A FORMER SNP Cabinet Secretary has called for Nicola Sturgeon’s husband to be replaced as party chief executive in the wake of the General Election result.

Kenny MacAskill said that Peter Murrell being married to the SNP leader “must” affect his judgement as CEO and called for him to go after a successor is found.

Allies of former SNP leader Alex Salmond also questioned Sturgeon’s election tactics, arguing that she offered no “cohesive” strategy or persuasive reasons to vote for the party.

In what was undoubtedly Sturgeon’s worst week as leader the SNP lost 21 of their 56 Westminster seats, a devastating result that has triggered a bout of soul-searching.

Party figures have said behind the scenes that part of the SNP’s problem is rooted in too much power being concentrated at the top of the organisation. When Sturgeon became leader in 2014 her husband Murrell was kept as the party’s chief executive.

MacAskill, who was Justice Secretary between 2007 and 2014, last week wrote that the First Minister has “centralised party control” and was at the forefront of the campaign, despite it being a Westminster election.

Asked by the Sunday Herald if he believes that the chief executive being married to the party leader is an issue, MacAskill said: “Yes. Even if subconscious it must affect his judgment. Trouble is no one can step in at [the] moment as he's never done a succession strategy. They need to recruit a deputy with the intention of replacing him in a year.”

MacAskill’s call for Murrell to be dumped will infuriate Sturgeon, but it chimes with the views of some party figures who would like greater accountability in the higher echelons.

According to an SNP annual report Murrell is “responsible for the day-to-day running of SNP activities and project”, but critics say a husband and wife team raises questions about checks and balances.

In 2014, the SNP hired the Glasgow Hydro so that around 12,000 people could listen to a speech by the new leader, a decision described by one insider as “promoting Nicola, not the party”.

Asked in the same year about fears she and Murrell would be an overbearing power couple if she became leader, Sturgeon said:

"I've been deputy leader for years while Peter's been chief executive for 10 years. That's not been an issue that's given rise to any concern internally.

"In the constitution of the SNP, the oversight of the administrative side of the party lies with the business convener, not with the leader. So I'm comfortable there are no issues that arise."

Asked in a separate interview whether she would ever sack Murrell, she said: “If I thought it was merited.”

However, a senior party figure who is an ally of Salmond was critical of the party’s election campaign. “There was no cohesive strategy at all,” he said. “We did not give people a reason to vote for the SNP.”

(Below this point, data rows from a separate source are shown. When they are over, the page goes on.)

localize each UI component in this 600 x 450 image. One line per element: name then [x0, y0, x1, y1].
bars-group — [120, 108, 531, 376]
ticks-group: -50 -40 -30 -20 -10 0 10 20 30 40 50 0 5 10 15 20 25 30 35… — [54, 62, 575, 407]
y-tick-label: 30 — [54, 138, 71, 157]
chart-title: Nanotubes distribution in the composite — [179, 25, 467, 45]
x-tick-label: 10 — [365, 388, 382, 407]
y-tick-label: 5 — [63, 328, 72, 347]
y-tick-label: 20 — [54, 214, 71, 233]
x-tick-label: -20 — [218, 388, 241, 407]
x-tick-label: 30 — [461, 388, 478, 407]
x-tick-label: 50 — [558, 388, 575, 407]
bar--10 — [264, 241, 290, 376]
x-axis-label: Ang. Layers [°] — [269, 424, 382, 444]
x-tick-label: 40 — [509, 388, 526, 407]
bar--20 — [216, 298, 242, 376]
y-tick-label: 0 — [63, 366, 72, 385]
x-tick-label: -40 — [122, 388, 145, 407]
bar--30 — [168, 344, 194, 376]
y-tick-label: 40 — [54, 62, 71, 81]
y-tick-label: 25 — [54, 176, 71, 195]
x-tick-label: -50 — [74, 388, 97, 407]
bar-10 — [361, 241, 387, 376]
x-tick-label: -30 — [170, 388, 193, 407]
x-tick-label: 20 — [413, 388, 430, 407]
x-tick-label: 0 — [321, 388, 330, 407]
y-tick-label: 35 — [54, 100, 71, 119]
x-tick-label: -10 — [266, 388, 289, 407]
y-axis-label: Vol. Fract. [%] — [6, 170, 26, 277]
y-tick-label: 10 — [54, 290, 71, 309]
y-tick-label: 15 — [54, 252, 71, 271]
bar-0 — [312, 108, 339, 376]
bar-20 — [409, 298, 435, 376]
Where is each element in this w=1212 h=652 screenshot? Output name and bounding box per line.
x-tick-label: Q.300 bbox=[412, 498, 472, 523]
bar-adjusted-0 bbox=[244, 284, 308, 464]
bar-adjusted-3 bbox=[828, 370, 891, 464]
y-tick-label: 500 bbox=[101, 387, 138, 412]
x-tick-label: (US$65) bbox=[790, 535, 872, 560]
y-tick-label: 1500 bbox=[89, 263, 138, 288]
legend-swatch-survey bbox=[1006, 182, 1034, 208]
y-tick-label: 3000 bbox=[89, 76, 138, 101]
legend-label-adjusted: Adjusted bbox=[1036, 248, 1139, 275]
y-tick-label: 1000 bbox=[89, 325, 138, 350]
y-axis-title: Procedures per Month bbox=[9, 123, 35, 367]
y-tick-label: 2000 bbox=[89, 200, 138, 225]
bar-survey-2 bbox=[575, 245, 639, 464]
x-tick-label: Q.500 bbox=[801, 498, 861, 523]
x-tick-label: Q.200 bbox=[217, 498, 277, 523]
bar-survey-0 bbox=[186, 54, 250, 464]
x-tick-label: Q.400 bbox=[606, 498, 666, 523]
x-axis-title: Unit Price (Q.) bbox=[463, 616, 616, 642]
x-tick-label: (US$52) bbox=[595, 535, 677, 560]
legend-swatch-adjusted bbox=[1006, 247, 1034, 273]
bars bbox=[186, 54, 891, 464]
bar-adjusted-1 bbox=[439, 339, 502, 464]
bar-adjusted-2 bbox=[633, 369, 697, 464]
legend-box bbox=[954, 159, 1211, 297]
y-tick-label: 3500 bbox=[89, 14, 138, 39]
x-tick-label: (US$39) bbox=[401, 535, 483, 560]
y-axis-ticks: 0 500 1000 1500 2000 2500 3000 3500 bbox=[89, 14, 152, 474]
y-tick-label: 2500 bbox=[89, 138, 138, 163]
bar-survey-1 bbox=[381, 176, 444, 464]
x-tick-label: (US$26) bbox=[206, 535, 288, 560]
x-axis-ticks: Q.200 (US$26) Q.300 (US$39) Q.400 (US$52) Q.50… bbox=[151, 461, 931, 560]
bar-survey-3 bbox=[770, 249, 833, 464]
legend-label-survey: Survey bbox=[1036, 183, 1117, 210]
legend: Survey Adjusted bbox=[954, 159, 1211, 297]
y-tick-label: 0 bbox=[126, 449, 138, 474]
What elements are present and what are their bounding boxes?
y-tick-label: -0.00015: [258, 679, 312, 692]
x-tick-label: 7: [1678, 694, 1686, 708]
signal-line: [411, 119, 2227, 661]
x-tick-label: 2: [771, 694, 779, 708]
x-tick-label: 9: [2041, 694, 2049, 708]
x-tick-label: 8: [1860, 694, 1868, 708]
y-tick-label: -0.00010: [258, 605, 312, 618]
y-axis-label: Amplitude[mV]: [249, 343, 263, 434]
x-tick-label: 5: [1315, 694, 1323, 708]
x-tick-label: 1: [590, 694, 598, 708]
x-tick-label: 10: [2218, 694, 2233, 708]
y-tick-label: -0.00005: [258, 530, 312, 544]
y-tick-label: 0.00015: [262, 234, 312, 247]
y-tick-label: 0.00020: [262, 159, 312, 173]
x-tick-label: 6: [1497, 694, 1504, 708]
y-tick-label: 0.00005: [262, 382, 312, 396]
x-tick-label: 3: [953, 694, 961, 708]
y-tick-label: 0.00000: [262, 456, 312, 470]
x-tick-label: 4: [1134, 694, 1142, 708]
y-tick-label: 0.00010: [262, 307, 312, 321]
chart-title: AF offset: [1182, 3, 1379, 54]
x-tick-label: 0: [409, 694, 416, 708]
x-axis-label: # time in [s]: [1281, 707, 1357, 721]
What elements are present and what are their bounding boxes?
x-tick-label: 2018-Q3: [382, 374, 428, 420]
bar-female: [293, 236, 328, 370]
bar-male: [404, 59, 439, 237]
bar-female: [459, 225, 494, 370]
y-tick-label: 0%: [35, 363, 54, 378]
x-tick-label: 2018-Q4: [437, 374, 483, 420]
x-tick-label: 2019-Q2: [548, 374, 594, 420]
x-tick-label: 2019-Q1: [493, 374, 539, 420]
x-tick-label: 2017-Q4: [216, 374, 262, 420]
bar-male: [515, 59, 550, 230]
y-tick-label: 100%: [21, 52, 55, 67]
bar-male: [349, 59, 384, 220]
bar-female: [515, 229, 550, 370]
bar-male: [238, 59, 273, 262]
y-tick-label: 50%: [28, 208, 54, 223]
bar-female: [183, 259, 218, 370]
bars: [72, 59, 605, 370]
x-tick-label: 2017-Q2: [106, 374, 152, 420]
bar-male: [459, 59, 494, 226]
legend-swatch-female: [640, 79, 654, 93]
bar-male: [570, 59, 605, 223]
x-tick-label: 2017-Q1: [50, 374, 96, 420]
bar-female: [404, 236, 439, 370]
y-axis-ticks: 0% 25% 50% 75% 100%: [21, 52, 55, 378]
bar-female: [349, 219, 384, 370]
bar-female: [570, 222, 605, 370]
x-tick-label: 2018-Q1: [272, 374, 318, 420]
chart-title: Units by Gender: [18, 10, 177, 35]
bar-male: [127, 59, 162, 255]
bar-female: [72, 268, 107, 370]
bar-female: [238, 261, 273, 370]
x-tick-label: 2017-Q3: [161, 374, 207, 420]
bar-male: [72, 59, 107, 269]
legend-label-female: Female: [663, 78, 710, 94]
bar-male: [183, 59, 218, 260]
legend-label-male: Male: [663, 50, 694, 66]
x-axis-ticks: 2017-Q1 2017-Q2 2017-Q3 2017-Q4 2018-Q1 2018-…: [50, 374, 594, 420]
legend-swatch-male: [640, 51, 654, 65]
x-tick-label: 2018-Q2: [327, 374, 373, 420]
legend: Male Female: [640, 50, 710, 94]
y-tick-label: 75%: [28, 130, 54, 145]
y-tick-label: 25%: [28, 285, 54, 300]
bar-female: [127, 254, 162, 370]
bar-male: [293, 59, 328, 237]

A second insider, who is also a Salmond admirer, said Sturgeon would have to shelve a second independence referendum and focus on getting a positive Brexit deal for Scotland. He predicted that the SNP and Greens would fail to win a majority of Holyrood seats in 2021, thus killing off the prospect of another referendum.

Labour MSP James Kelly said: “It’s quite clear that Nicola Sturgeon’s woeful record in government cost the SNP seats in this election.

"And questions will rightly be asked within the SNP about the panicked campaign that Peter Murrell helped run, which culminated in the farcical attempt to tell voters to back the SNP to get Labour. It was confused, incompetent and desperate.”

A Scottish Tory spokesman said: "It is not surprising to hear dissent in the ranks of the SNP after such a terrible result on Friday. While the SNP lost 21 MPs and barely clung on to several others, the Scottish Conservatives recorded a huge increase in votes and won 13 seats.

"Rather than focusing on internal wrangling, however, the SNP would be better served taking the threat of a second referendum off the table and get back to governing Scotland."

The SNP did not respond to this newspaper's email.